Applying the Closed Range Theorem, we find that $ \text{Range} \left( T^{*} - \overline{\lambda} I \right) $ is also closed in $ \mathcal{H} $. By Claim $ 1 $, we therefore conclude that $ \text{Range} \left( T^{*} - \overline{\lambda} I \right) = \mathcal{H} $. $ \quad \spadesuit $
As $ \lambda \in {\sigma_{B(\mathcal{H})}}(T) $, we have $ \overline{\lambda} \in {\sigma_{B(\mathcal{H})}}(T^{*}) $. Then as $ T^{*} - \overline{\lambda} I $ is surjective (by Claim $ 2 $), it follows from the Bounded Inverse Theorem that $ T^{*} - \overline{\lambda} I $ cannot be injective. Therefore, $ \overline{\lambda} $ is an eigenvalue of $ T^{*} $.

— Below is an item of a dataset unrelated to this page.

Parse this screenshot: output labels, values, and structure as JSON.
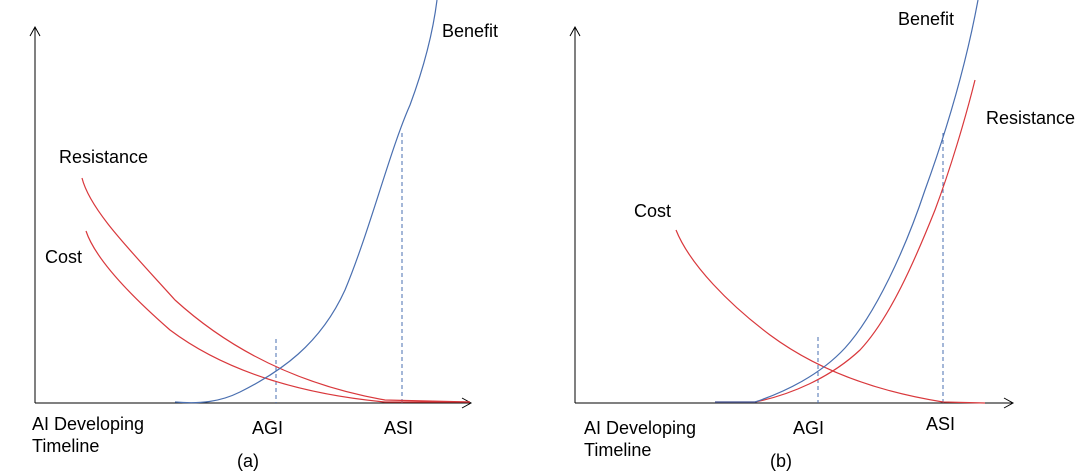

Working backwards now, let $ \lambda \in \mathbb{C} $. If $ \lambda $ is an approximate eigenvalue of $ T $, then by Problem $ 1 $, we have $ \lambda \in {\sigma_{B(\mathcal{H})}}(T) $. If $ \overline{\lambda} $ is an eigenvalue of $ T^{*} $, then $ \overline{\lambda} \in {\sigma_{B(\mathcal{H})}}(T^{*}) $, which implies that $ \lambda \in {\sigma_{B(\mathcal{H})}}(T) $.
Conclusion: Let $ \mathcal{H} $ be a Hilbert space and $ T \in B(\mathcal{H}) $. Then $ \lambda \in {\sigma_{B(\mathcal{H})}}(T) $ if and only if $ \lambda $ is an approximate eigenvalue of $ T $ or $ \overline{\lambda} $ is an eigenvalue of $ T^{*} $.
If something is non-invertible, there's two (non-disjoint) possibilities: it fails to be injective, or it fails to be surjective. In finite dimension, these are the same, but in infinite-dimensional spaces, weird things can happen.
If it fails to be injective, there's $x \ne y$ such that $(T - \lambda I)(x) = (T - \lambda I)(y)$. So $(T - \lambda I)(x - y) = 0$, implying $T(x - y) = \lambda (x - y)$, showing that $\lambda$ is an eigenvalue.
But if it fails to be surjective, then we can't do that kind of thing. For example, let $T$ be the "right shift" operator, where sequences are padded on the left with zeroes. Clearly $T - 0I$ has no inverse, but that doesn't mean $0$ is an eigenvalue.
EDIT: After getting some sleep, fixed stupid mistake.
Best Answer
So we assume that the range of $A-\lambda I$ is dense, and we can assume that $\lambda$ is not an eigenvalue (since otherwise the result is trivial). But then $A-\lambda I$ has trivial kernel, and it is not invertible -- because $\lambda\in\sigma(A)$ --, so we conclude that $A-\lambda I$ is not bounded below; this is exactly what you are looking for.